By the time emergency services from Hikurangi and Kamo arrived at the isolated Helena Bay home last Friday, there was nothing else left to save.
Mrs Saunders was working on a computer in her sleepout when she heard her grandchildren screaming. She ran outside to find them scrambling away from the blazing house.
Her daughter Moana, who is seven months pregnant, was also in the sleepout and ran to the house to grab whatever she could.
"I screamed at her to get out," Mrs Saunders said. "She called 111 then ran around the house unchaining the dogs, which were tied up close to the flames. A man driving down the road saw the fire, stopped and managed to rescue some old family photos that were hanging on the wall, before the whole place went up."

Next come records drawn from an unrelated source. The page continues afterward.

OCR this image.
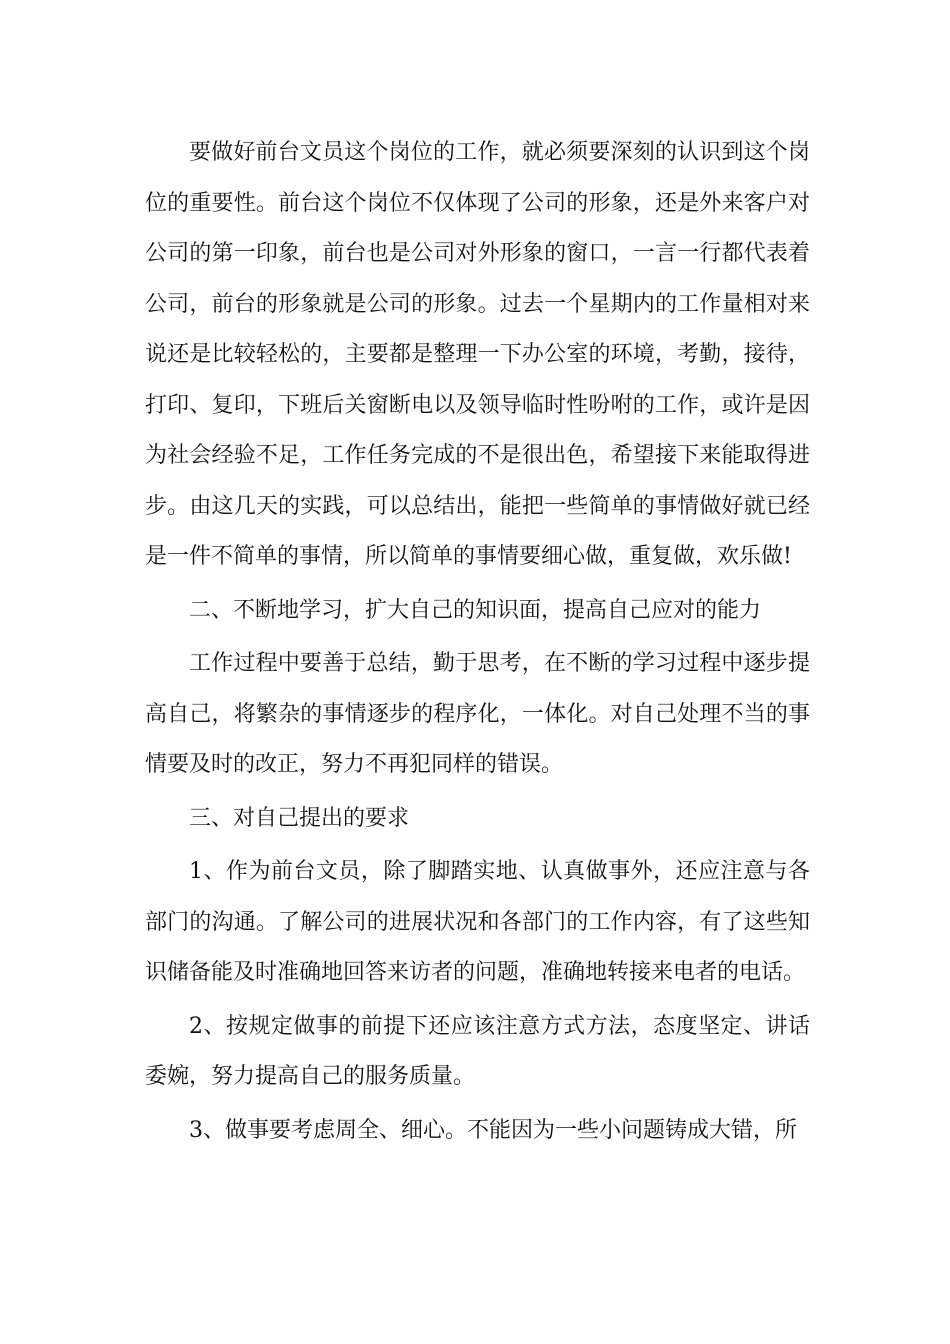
要做好前台文员这个岗位的工作，就必须要深刻的认识到这个岗位的重要性。前台这个岗位不仅体现了公司的形象，还是外来客户对公司的第一印象，前台也是公司对外形象的窗口，一言一行都代表着公司，前台的形象就是公司的形象。过去一个星期内的工作量相对来说还是比较轻松的，主要都是整理一下办公室的环境，考勤，接待，打印、复印，下班后关窗断电以及领导临时性吩咐的工作，或许是因为社会经验不足，工作任务完成的不是很出色，希望接下来能取得进步。由这几天的实践，可以总结出，能把一些简单的事情做好就已经是一件不简单的事情，所以简单的事情要细心做，重复做，欢乐做!

二、不断地学习，扩大自己的知识面，提高自己应对的能力

工作过程中要善于总结，勤于思考，在不断的学习过程中逐步提高自己，将繁杂的事情逐步的程序化，一体化。对自己处理不当的事情要及时的改正，努力不再犯同样的错误。

三、对自己提出的要求

1、作为前台文员，除了脚踏实地、认真做事外，还应注意与各部门的沟通。了解公司的进展状况和各部门的工作内容，有了这些知识储备能及时准确地回答来访者的问题，准确地转接来电者的电话。

2、按规定做事的前提下还应该注意方式方法，态度坚定、讲话委婉，努力提高自己的服务质量。

3、做事要考虑周全、细心。不能因为一些小问题铸成大错，所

She said the man left without giving his name and the family wanted to thank him.
Mr Saunders was visiting friends at Ngahau, 30 minutes away, when he got a panicked phone call from his daughter.
"The reception was really bad and I wasn't sure what was going on until I got a text telling me the house was burning down. I jumped in the car and drove straight there. When I arrived it was too late to do anything."
He said the family-owned house was an 80-year-old kauri villa with a big veranda. Only the chimney and sheets of twisted roofing remained.
The house was insured but its contents weren't, Mr Saunders said.
He said he and his wife had been overwhelmed by support from locals - one person had dropped off a generator, another a barbecue.
"It got a bit much on Saturday so we went to the beach to escape everything. It's just absolutely devastating, I can't put it into words."
Fire investigators visited the site as they tried to find the cause.
The family are now living in the unscathed sleepout. Mr Saunders said it would give them a place to sleep until a replacement home was built.